Vice-président ressources humaines d’une des divisions de Thales, Armand Sohet « commande » des coachings afin, souligne-t-il, « de diminuer les risques d’échec et de mettre en avant le potentiel des collaborateurs. Cette démarche s’inscrit également dans une politique de fidélisation et de gestion des talents. »

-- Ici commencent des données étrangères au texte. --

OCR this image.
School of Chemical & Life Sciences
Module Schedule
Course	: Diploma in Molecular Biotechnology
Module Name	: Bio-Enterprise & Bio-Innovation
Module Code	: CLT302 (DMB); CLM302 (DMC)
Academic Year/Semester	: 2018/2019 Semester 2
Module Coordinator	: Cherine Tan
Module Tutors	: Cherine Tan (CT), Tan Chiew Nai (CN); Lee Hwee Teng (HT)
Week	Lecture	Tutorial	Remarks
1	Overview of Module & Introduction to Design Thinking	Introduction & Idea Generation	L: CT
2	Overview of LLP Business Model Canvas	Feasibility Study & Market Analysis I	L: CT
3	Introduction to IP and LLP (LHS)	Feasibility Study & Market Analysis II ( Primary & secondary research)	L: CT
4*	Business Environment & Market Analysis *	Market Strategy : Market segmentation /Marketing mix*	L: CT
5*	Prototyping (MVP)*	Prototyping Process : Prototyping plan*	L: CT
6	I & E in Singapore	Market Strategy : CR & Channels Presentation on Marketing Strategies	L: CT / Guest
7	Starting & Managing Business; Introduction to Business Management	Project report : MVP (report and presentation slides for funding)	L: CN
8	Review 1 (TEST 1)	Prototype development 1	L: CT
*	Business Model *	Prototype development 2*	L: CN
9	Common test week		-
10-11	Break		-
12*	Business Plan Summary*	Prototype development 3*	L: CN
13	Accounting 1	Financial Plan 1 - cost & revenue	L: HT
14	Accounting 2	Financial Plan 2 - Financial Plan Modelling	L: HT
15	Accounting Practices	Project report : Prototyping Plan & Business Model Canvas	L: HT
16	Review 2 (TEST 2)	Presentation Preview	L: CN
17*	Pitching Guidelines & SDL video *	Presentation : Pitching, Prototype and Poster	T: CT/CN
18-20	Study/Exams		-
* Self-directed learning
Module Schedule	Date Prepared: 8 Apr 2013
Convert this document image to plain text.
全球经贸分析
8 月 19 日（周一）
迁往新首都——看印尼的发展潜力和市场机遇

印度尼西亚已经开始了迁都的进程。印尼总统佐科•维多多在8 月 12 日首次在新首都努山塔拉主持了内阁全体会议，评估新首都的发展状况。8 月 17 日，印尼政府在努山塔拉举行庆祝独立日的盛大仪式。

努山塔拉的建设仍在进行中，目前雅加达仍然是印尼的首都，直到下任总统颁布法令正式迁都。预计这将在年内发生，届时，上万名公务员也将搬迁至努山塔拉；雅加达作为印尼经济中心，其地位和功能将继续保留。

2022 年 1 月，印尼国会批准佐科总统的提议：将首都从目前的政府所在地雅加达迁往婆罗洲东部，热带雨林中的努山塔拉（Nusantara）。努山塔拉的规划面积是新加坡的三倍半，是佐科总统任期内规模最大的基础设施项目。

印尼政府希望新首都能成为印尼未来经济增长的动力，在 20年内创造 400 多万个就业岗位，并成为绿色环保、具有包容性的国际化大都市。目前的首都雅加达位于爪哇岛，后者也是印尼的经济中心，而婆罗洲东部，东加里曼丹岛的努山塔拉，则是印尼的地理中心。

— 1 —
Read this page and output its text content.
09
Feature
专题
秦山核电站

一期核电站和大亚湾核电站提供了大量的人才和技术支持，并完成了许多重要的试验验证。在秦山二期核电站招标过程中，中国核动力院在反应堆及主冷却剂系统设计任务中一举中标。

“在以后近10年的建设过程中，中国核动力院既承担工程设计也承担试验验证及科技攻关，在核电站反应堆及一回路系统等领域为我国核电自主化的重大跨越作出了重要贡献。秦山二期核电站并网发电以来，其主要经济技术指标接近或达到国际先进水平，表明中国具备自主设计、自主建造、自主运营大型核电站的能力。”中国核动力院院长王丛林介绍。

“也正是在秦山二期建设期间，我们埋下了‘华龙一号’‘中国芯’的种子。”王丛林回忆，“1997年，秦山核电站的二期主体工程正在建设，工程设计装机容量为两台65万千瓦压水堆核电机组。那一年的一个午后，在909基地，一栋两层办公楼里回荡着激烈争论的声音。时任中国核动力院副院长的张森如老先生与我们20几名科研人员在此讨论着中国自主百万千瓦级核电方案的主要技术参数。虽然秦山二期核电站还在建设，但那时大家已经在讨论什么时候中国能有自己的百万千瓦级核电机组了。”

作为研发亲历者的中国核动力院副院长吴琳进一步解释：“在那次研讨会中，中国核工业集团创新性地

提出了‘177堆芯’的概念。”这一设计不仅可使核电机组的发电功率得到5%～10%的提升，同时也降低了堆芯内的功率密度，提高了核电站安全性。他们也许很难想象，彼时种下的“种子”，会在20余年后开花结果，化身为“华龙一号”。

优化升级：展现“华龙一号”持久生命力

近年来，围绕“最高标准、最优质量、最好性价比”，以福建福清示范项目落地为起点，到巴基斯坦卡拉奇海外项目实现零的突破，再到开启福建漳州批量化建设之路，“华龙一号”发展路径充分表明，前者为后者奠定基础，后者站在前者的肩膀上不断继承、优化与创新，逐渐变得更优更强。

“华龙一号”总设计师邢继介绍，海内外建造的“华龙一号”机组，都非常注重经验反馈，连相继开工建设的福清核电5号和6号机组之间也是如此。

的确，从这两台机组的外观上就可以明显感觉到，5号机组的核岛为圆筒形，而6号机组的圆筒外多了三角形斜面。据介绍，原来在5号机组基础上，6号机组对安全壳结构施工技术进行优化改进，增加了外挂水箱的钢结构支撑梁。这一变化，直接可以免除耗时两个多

Coachs et DRH reconnaissent que, face à la complexité de leur métier et à la pression de leur environnement, les managers expriment bien souvent le besoin de recevoir une aide régulière pour trouver des réponses opérationnelles aux questions qu’ils se posent. Exemples : comment trouver le bon positionnement entre autorité, animation et négociation pour mobiliser et entraîner des collaborateurs ? Comment distinguer ce qui ressort du stratégique, du pilotage et de l’opérationnel et donc se donner des priorités et mieux gérer son temps ? « L’expérience montre que les systèmes RH, aussi développés soient-ils, n’apportent pas toutes les réponses qu’un salarié attend lors d’une prise de poste », reconnaît Armand Sohet.
« Besoin d’un effet miroir »
« Qu’on ne s’y trompe pas, pointe Yves Desjacques, DRH du groupe Casino. Dans le coaching, c’est tout sauf une thérapie qui est recherché. Le coaché a besoin d’un effet miroir, de conseils personnalisés pour savoir comment – mieux – gérer les trois piliers du manager que sont son équipe, son n+1 et ses pairs. Comment communiquer sur son action, ne pas jouer «perso», gérer le stress inévitable attaché à tout poste à responsabilités, partager les succès. Le coaching permet de gagner un temps considérable dans la juste appréhension d’un poste devenu plus complexe. » Parmi les demandes de coaching les plus fréquentes figure le passage du statut de collègue à celui de n+1. « Il faut gérer et éviter deux attitudes opposées mais tout aussi néfastes : «Nous avons toujours été amis et rien ne change» et «Soyez aimables désormais de me vouvoyer» », poursuit Yves Desjacques. A l’image de Paul, directeur logistique depuis un an au sein d’un grand groupe de distribution français après en avoir été le n° 2 pendant quatre ans. « Mon DRH m’a prescrit un coaching, car il estimait que cette promotion était de nature à me déstabiliser tant par rapport à mes anciens collègues que par rapport à mes nouveaux pairs, les autres directeurs. »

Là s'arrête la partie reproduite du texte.